UK Finance warns of heightened fraud risks during coronavirus pandemic
UK Finance is urging customers to be aware of criminals exploiting the coronavirus outbreak to commit fraud.
UK Finance says criminals will use the publicity around coronavirus as a chance to pose as a genuine organisation, including banks, police officers, government, the World Health Organisation or other health service providers.
This follows a warning from the National Cyber Security Centre that criminals are exploiting fears over the coronavirus outbreak to target victims online.
Fraudulent emails, phone calls, text messages or social media posts often claim to be able to help customers by providing a safe haven for their money, investment opportunities or even provide medical guidance. Using coronavirus as a cover story, the criminal will then attempt to get recipients to disclose personal or financial information or click on links that may contain malware which they will then use for their own fraudulent purposes.
UK Finance figures show that the banking and finance industry stopped over £1.8 billion of fraud in 2019, up 9% on the previous year. Unauthorised fraud losses fell to £825 million, down 2% compared to 2018.
However, authorised push payment (APP) fraud losses rose to £456 million in 2019, up from £354 million in 2018, driven in part by criminals abusing online platforms to scam their victims. UK Finance is calling for cross-sector approach to tackling fraud alongside legislation to combat the abuse of online platforms by criminals.
Katy Worobec, managing director of economic crime at UK Finance, said: “The banking and finance industry is taking action on all fronts to protect its customers from fraud and crack down on the criminal gangs responsible. The introduction of the voluntary Code last May has meant more victims of authorised push payment fraud are receiving compensation, particularly in cases involving higher value losses and more sophisticated scams.
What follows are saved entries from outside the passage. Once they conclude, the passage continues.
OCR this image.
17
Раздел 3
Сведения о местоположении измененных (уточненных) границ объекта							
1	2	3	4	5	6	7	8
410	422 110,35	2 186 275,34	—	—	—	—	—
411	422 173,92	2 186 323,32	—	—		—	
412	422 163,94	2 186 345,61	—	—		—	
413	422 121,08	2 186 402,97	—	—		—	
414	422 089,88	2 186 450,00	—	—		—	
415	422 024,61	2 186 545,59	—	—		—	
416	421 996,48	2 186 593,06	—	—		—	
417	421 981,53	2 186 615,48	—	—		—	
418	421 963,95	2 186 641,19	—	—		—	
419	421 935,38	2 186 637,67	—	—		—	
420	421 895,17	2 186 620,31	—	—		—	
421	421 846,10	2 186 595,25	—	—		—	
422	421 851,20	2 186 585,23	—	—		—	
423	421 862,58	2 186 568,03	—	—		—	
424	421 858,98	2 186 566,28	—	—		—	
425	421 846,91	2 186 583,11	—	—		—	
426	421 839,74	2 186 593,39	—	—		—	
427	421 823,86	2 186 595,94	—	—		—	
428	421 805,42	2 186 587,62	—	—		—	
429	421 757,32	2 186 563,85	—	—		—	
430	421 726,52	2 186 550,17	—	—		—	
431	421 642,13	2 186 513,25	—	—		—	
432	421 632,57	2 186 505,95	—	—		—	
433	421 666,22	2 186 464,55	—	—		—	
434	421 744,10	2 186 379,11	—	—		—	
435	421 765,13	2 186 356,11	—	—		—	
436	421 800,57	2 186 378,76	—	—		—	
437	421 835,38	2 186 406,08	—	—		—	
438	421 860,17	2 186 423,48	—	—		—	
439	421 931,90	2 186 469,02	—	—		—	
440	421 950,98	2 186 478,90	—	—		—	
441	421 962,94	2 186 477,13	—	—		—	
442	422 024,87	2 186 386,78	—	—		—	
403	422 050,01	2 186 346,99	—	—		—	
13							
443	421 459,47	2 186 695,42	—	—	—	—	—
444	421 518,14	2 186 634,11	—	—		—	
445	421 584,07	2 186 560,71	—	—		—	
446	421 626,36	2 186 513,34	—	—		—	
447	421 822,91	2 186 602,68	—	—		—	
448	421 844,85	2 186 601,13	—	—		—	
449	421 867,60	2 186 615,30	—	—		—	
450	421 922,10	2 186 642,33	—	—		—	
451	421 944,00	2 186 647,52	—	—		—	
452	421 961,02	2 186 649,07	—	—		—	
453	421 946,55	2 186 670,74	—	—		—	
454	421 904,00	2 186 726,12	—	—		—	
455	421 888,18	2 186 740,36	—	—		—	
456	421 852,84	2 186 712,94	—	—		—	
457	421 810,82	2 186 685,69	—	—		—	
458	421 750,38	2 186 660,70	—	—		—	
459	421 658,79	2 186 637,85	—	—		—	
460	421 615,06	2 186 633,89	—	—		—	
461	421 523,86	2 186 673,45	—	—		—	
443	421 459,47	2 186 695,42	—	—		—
“However, criminal gangs are continuing to exploit online platforms to target customers directly and trick them into handing over their money or information. This shows why fraud and other economic crime should be included within the new regulatory framework for online harms, to ensure all sectors play their part in tackling the threat posed by fraud to our society. Only by working in partnership with the public sector and other industries can we protect innocent victims and prevent money getting into the hands of criminals.
“We would also urge the public to be vigilant against criminals using the publicity around the coronavirus as a chance to target their victims with fraudulent emails, phone calls, text messages or social media posts.”